Per i lettori de L’Italo Americano, abbiamo incontrato Carlo Falcone, socio e ideatore della cooperativa.
Da quanti anni è in corso l’iniziativa?
Sette anni di cooperativa. All’inizio del 2004 eravamo famiglie che ogni tanto si riunivano per scambiarsi consigli, spontaneamente. Nel giugno del 2005 scoprii che c’era un bando per cooperative sociali. Io ero completamente a digiuno di normative europee. Insieme ad altri fratelli di ragazzi disabili decidemmo di tentare la stesura del progetto per ottenere un finanziamento. Lo vincemmo e riuscimmo ad avere 4 borse di lavoro per ragazzi. Le borse servivano a pagare gli operatori (psicologi, formatori) e un rimborso ai ragazzi.
Il difficile è iniziato dopo la vincita immagino…
Esattamente. Dopo la vincita del progetto e dopo che finirono i soldi, in parecchi si allontanarono. Rimanemmo in pochi, fu un momento molto difficile. I genitori dei ragazzi con disagio mi vedevano come un ragazzino (avevo 29 anni). Nonostante tutto ci autofinanziammo e costituimmo nel gennaio del 2007 la cooperativa sociale.
Da quanti diversamente abili è composta la cooperativa?
I soci della cooperativa sono una ventina, ma è in continua espansione. Il sessanta per cento dei soci sono persone con disagio, le cooperative sociali (almeno come la intendiamo noi) non esistono in Italia. Ce n’è una emiliana, ma si sostiene grazie ad aiuti pubblici. Sono stato invitato più volte come “docente” per portare la mia esperienza di coo-perante.
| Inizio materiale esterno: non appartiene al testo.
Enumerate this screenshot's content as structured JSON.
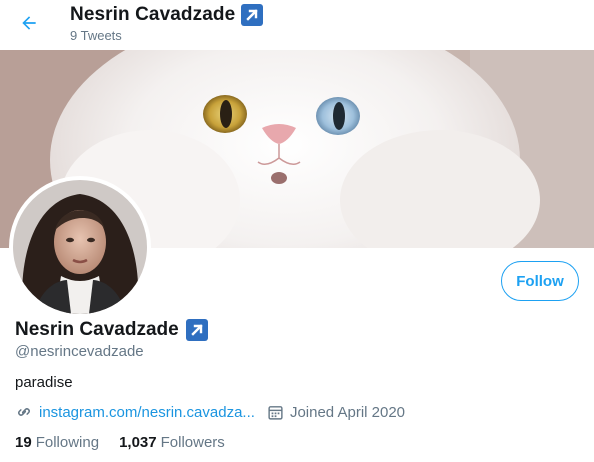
{
  "header": {
    "name": "Nesrin Cavadzade",
    "tweet_count": "9 Tweets"
  },
  "profile": {
    "name": "Nesrin Cavadzade",
    "handle": "@nesrincevadzade",
    "bio": "paradise",
    "website": "instagram.com/nesrin.cavadza...",
    "joined": "Joined April 2020",
    "follow_label": "Follow"
  },
  "stats": {
    "following_count": "19",
    "following_label": "Following",
    "followers_count": "1,037",
    "followers_label": "Followers"
  },
  "icons": {
    "back": "arrow-left-icon",
    "badge": "arrow-up-right-badge-icon",
    "link": "link-icon",
    "calendar": "calendar-icon"
  },
  "colors": {
    "accent": "#1da1f2",
    "link": "#1b95e0",
    "badge": "#2f6fc0",
    "muted": "#657786",
    "text": "#14171a"
  }
}
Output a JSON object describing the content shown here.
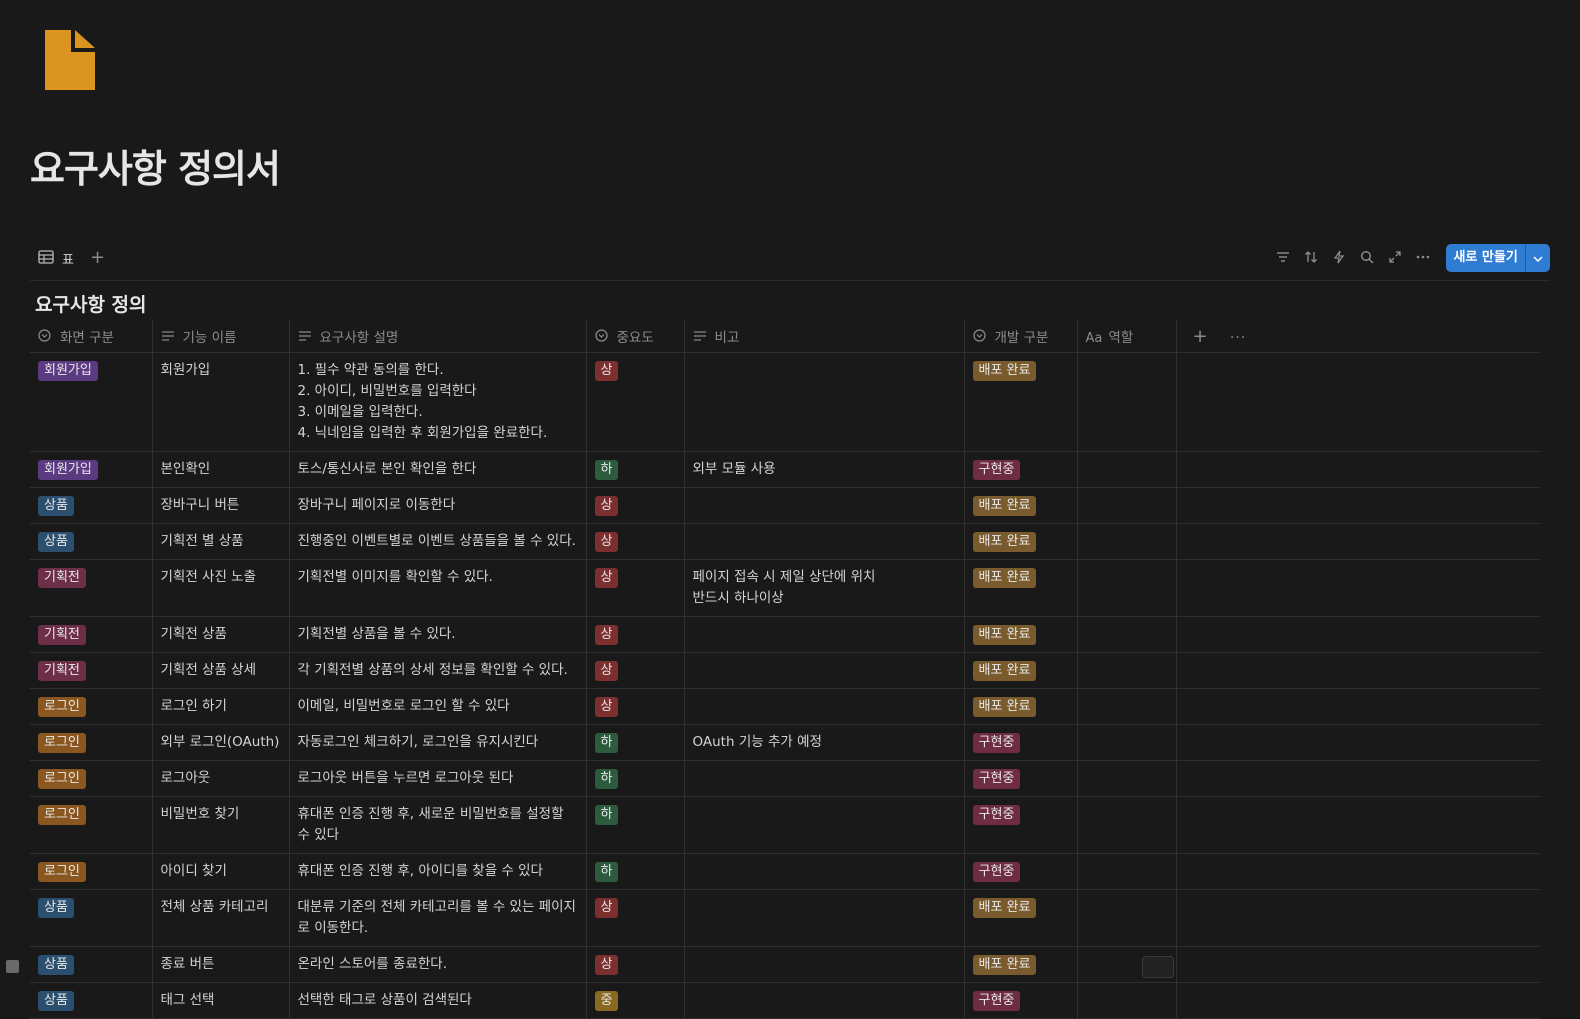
{
  "page": {
    "title": "요구사항 정의서",
    "icon": "document-icon",
    "icon_color": "#d9951f"
  },
  "toolbar": {
    "view_label": "표",
    "new_button": "새로 만들기",
    "icons": [
      "filter-icon",
      "sort-icon",
      "lightning-icon",
      "search-icon",
      "expand-icon",
      "more-icon"
    ]
  },
  "database": {
    "title": "요구사항 정의",
    "columns": [
      "화면 구분",
      "기능 이름",
      "요구사항 설명",
      "중요도",
      "비고",
      "개발 구분",
      "역할"
    ]
  },
  "rows": [
    {
      "screen": "회원가입",
      "screen_color": "purple",
      "feature": "회원가입",
      "desc": "1. 필수 약관 동의를 한다.\n2. 아이디, 비밀번호를 입력한다\n3. 이메일을 입력한다.\n4. 닉네임을 입력한 후 회원가입을 완료한다.",
      "priority": "상",
      "note": "",
      "status": "배포 완료"
    },
    {
      "screen": "회원가입",
      "screen_color": "purple",
      "feature": "본인확인",
      "desc": "토스/통신사로 본인 확인을 한다",
      "priority": "하",
      "note": "외부 모듈 사용",
      "status": "구현중"
    },
    {
      "screen": "상품",
      "screen_color": "blue",
      "feature": "장바구니 버튼",
      "desc": "장바구니 페이지로 이동한다",
      "priority": "상",
      "note": "",
      "status": "배포 완료"
    },
    {
      "screen": "상품",
      "screen_color": "blue",
      "feature": "기획전 별 상품",
      "desc": "진행중인 이벤트별로 이벤트 상품들을 볼 수 있다.",
      "priority": "상",
      "note": "",
      "status": "배포 완료"
    },
    {
      "screen": "기획전",
      "screen_color": "pink",
      "feature": "기획전 사진 노출",
      "desc": "기획전별 이미지를 확인할 수 있다.",
      "priority": "상",
      "note": "페이지 접속 시 제일 상단에 위치\n반드시 하나이상",
      "status": "배포 완료"
    },
    {
      "screen": "기획전",
      "screen_color": "pink",
      "feature": "기획전 상품",
      "desc": "기획전별 상품을 볼 수 있다.",
      "priority": "상",
      "note": "",
      "status": "배포 완료"
    },
    {
      "screen": "기획전",
      "screen_color": "pink",
      "feature": "기획전 상품 상세",
      "desc": "각 기획전별 상품의 상세 정보를 확인할 수 있다.",
      "priority": "상",
      "note": "",
      "status": "배포 완료"
    },
    {
      "screen": "로그인",
      "screen_color": "orange",
      "feature": "로그인 하기",
      "desc": "이메일, 비밀번호로 로그인 할 수 있다",
      "priority": "상",
      "note": "",
      "status": "배포 완료"
    },
    {
      "screen": "로그인",
      "screen_color": "orange",
      "feature": "외부 로그인(OAuth)",
      "desc": "자동로그인 체크하기, 로그인을 유지시킨다",
      "priority": "하",
      "note": "OAuth 기능 추가 예정",
      "status": "구현중"
    },
    {
      "screen": "로그인",
      "screen_color": "orange",
      "feature": "로그아웃",
      "desc": "로그아웃 버튼을 누르면 로그아웃 된다",
      "priority": "하",
      "note": "",
      "status": "구현중"
    },
    {
      "screen": "로그인",
      "screen_color": "orange",
      "feature": "비밀번호 찾기",
      "desc": "휴대폰 인증 진행 후, 새로운 비밀번호를 설정할 수 있다",
      "priority": "하",
      "note": "",
      "status": "구현중"
    },
    {
      "screen": "로그인",
      "screen_color": "orange",
      "feature": "아이디 찾기",
      "desc": "휴대폰 인증 진행 후, 아이디를 찾을 수 있다",
      "priority": "하",
      "note": "",
      "status": "구현중"
    },
    {
      "screen": "상품",
      "screen_color": "blue",
      "feature": "전체 상품 카테고리",
      "desc": "대분류 기준의 전체 카테고리를 볼 수 있는 페이지로 이동한다.",
      "priority": "상",
      "note": "",
      "status": "배포 완료"
    },
    {
      "screen": "상품",
      "screen_color": "blue",
      "feature": "종료 버튼",
      "desc": "온라인 스토어를 종료한다.",
      "priority": "상",
      "note": "",
      "status": "배포 완료"
    },
    {
      "screen": "상품",
      "screen_color": "blue",
      "feature": "태그 선택",
      "desc": "선택한 태그로 상품이 검색된다",
      "priority": "중",
      "note": "",
      "status": "구현중"
    }
  ],
  "priority_colors": {
    "상": "#7b2f2f",
    "하": "#2c5b3d",
    "중": "#8a6a20"
  },
  "status_colors": {
    "배포 완료": "#7a5b2d",
    "구현중": "#6e2d43"
  }
}
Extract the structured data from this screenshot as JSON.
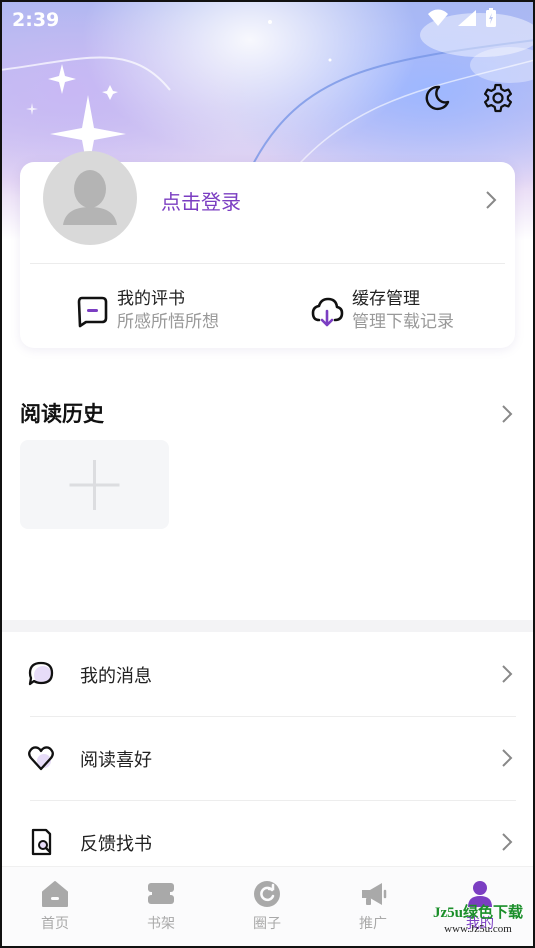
{
  "status_bar": {
    "time": "2:39"
  },
  "header": {
    "moon_icon": "moon-icon",
    "settings_icon": "gear-icon"
  },
  "profile": {
    "login_label": "点击登录"
  },
  "quick_actions": [
    {
      "title": "我的评书",
      "subtitle": "所感所悟所想",
      "icon": "comment-icon"
    },
    {
      "title": "缓存管理",
      "subtitle": "管理下载记录",
      "icon": "cloud-download-icon"
    }
  ],
  "history": {
    "title": "阅读历史"
  },
  "menu": [
    {
      "label": "我的消息",
      "icon": "message-icon"
    },
    {
      "label": "阅读喜好",
      "icon": "heart-icon"
    },
    {
      "label": "反馈找书",
      "icon": "search-book-icon"
    }
  ],
  "tabs": [
    {
      "label": "首页",
      "icon": "home-icon"
    },
    {
      "label": "书架",
      "icon": "bookshelf-icon"
    },
    {
      "label": "圈子",
      "icon": "circle-icon"
    },
    {
      "label": "推广",
      "icon": "megaphone-icon"
    },
    {
      "label": "我的",
      "icon": "user-icon",
      "active": true
    }
  ],
  "watermark": {
    "line1": "Jz5u绿色下载",
    "line2": "www.Jz5u.com"
  },
  "colors": {
    "accent": "#7b3ec2",
    "muted": "#a9a9a9"
  }
}
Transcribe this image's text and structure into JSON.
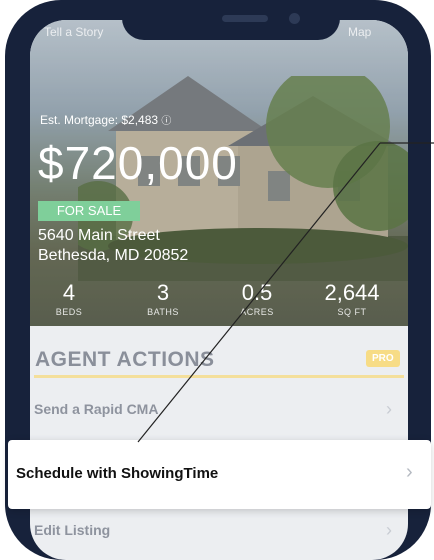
{
  "hero": {
    "top_left": "Tell a Story",
    "top_right": "Map",
    "est_mortgage": "Est. Mortgage: $2,483",
    "price": "$720,000",
    "badge": "FOR SALE",
    "address_line1": "5640 Main Street",
    "address_line2": "Bethesda, MD 20852",
    "stats": [
      {
        "value": "4",
        "label": "BEDS"
      },
      {
        "value": "3",
        "label": "BATHS"
      },
      {
        "value": "0.5",
        "label": "ACRES"
      },
      {
        "value": "2,644",
        "label": "SQ FT"
      }
    ]
  },
  "agent_actions": {
    "title": "AGENT ACTIONS",
    "pro_badge": "PRO",
    "items": [
      {
        "label": "Send a Rapid CMA"
      },
      {
        "label": "Schedule with ShowingTime"
      },
      {
        "label": "Edit Listing"
      }
    ]
  },
  "colors": {
    "frame": "#17223b",
    "badge_green": "#7fcf9a",
    "pro_yellow": "#f7dc86"
  }
}
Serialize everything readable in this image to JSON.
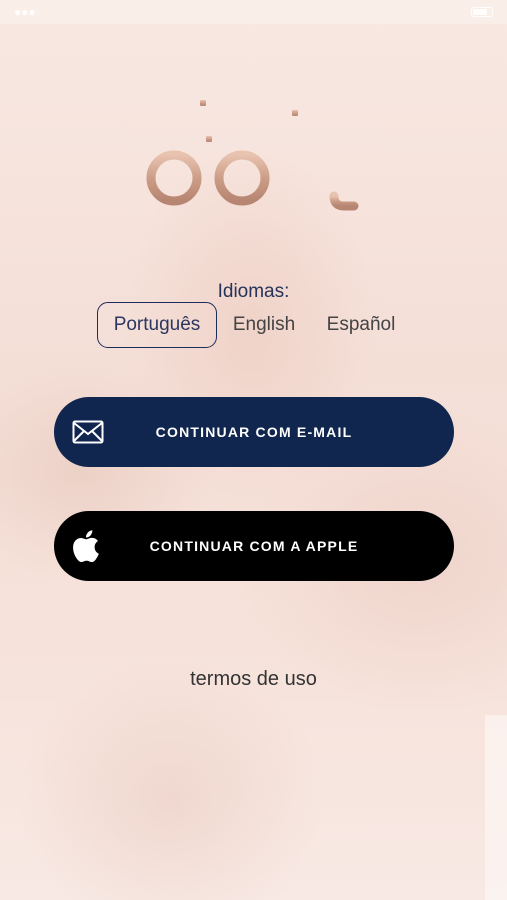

Il mio maggiore vanto è quello di non essere finanziato dagli enti pubblici.
Come si svolge la vita all’interno della cooperativa?
I nostri soci con disagio psichico hanno un contatto diretto col pubblico, lavorano sei ore al giorno e si occupano di tutto: cucinano, curano la pulizia del negozio, servono i clienti… un vero e proprio lavoro a continuo contatto col pubblico quindi non ci sono barriere.
Che impatto ha avuto questo progetto sulla cittadinanza? Quante barriere ci sono e quali criticità avete riscontrato?
Mi scontro quotidianamente con idee preconcette e conservatrici, che chiedono di tenere il disabile, il diverso, ai margini. Proprio oggi mi ha fatto visita il padre di un ragazzo affetto da disturbi psichici e quando ha visto il negozio, una struttura aperta, ha espresso contrarietà. Pensava di poter mettere il figlio tra quattro mura e secondo la sua mentalità non andava bene per il ragazzo perché è un luogo aperto. Si aspettava un centro dove i ragazzi sono rinchiusi, senza nessun tipo di contatto col mondo esterno.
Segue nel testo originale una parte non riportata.